As Mr. Brown had not reported, the Crown alleged that his patent application contained an “untrue material allegation” that rendered the patent void, pursuant to s. 53 of the Patent Act. The Crown also pleaded that the invention vested in the Crown pursuant to the PSIA, but did not advance this issue on summary judgment.

The PSIA defines a public servant as “any person employed in a department, and includes a member of the Canadian Forces or the Royal Canadian Mounted Police.”

On the motion, the Court concluded that Mr. Brown was a “member” of the Canadian Forces because he was listed on the Supplementary Holding Reserve. It was immaterial that Mr. Brown was not “employed” in any sense by the Canadian Forces — he remained a public servant notwithstanding that he had no service obligations and received no remuneration. As such, he was required to report his invention to the Minister before seeking a patent.

The motions judge agreed with the Crown that the patent application thus contained an “untrue material allegation,” but declined to void the patent, finding that this remedy could require proof of fraudulent intent and was best left for trial.

Mr. Brown and NOR Environmental appealed. The Crown cross-appealed.

The Intellectual Property Institute of Canada (IPIC) was granted leave to intervene on the appeal.

The Federal Court of Appeal agreed with the Federal Court’s statutory interpretation of the definition of “public servant.” Mr. Brown did not have to be actively employed with the Canadian Forces in order to be a public servant. The fact that he was listed on the Supplementary Holding Reserve made him a “member” of the Canadian Forces and thus a “public servant,” even though he had embarked on a new, private sector career.

However, the Court of Appeal reversed the finding that s. 53 of the Patent Act could be used to invalidate Mr. Brown’s patent. Although the Federal Court concluded that the PSIA and Patent Act should be read together, the Court of Appeal disagreed that there was a nexus between the two statutes.

The Patent Act is complete code with respect to the obtaining, enforcement and loss of patent rights.

Non-compliance with the reporting requirements of the PSIA does not give rise to a basis for invalidating the resultant patent.

The PSIA has its own penalty provisions for non-compliance — an offence which is punishable on summary conviction by way of fine and/or imprisonment.

The decision effectively splits the vesting and reporting provisions of the PSIA. A military reservist who makes an invention in the course of a subsequent, post-military career in the private sector remains a public servant and is subject to the reporting requirements of the PSIA. This has implications for those who are hired to invent for a new employer or who are co-inventors with others. If the invention is not reported and a patent is applied for without ministerial permission, the penal sanctions of the PSIA may be triggered, even though the patent cannot be invalidated.

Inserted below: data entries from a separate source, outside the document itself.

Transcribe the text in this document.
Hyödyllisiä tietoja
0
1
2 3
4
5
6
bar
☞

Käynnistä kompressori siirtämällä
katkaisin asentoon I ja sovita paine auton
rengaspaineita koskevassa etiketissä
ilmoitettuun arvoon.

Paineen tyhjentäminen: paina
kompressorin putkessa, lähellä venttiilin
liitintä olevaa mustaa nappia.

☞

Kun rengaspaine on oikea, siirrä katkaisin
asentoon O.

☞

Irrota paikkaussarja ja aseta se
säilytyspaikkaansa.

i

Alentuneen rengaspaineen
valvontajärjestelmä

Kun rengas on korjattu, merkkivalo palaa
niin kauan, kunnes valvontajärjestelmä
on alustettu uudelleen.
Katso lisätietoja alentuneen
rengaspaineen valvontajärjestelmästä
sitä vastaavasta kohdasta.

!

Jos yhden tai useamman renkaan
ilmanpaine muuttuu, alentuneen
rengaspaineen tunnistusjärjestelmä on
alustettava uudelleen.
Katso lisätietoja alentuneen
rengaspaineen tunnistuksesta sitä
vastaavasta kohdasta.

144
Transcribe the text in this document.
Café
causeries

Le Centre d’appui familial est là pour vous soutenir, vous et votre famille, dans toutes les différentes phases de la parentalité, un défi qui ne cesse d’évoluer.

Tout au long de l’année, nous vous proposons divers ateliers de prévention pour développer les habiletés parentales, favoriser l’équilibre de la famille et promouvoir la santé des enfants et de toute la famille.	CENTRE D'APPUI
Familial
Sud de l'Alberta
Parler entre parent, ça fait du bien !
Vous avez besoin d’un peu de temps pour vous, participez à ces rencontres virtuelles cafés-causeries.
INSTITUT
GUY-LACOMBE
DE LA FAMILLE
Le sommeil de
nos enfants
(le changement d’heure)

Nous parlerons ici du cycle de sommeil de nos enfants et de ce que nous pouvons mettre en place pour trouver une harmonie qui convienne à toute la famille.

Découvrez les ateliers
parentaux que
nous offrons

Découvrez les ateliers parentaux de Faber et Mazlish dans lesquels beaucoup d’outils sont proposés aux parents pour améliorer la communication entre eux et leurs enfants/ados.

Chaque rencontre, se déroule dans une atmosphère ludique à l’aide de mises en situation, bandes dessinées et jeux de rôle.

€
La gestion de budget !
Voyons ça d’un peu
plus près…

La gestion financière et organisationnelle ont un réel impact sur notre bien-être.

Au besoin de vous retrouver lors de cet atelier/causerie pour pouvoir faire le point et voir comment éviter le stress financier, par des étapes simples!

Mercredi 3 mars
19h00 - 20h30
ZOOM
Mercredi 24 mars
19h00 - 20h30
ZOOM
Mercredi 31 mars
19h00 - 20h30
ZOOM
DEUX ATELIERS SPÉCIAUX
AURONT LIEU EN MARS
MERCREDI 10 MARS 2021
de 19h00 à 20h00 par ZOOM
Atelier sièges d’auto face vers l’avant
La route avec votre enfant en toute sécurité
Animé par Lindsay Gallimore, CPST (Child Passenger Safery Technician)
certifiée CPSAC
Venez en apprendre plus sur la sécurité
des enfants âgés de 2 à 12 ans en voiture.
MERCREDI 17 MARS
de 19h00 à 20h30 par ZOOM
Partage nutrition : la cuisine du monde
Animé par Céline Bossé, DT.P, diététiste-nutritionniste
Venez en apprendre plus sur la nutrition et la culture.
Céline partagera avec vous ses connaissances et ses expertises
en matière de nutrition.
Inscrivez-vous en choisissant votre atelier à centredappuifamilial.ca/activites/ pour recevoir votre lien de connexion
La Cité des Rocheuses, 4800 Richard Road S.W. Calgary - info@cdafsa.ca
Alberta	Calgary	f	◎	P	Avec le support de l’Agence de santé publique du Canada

Left unresolved is interpretation of the statutory criteria for when an invention made by a “public servant” (such as a military reservist) will vest in the Crown.

Louis Brown and NOR Environmental were represented on the appeal by Susan Beaubien of Macera & Jarzyna LLP.

The Crown was represented by Jacqueline Dais-Visca and Abigail Browne of the Department of Justice.

As intervener, the Intellectual Property Institute of Canada was represented by Trent Horne and Melissa Dimilta of Bennett Jones LLP.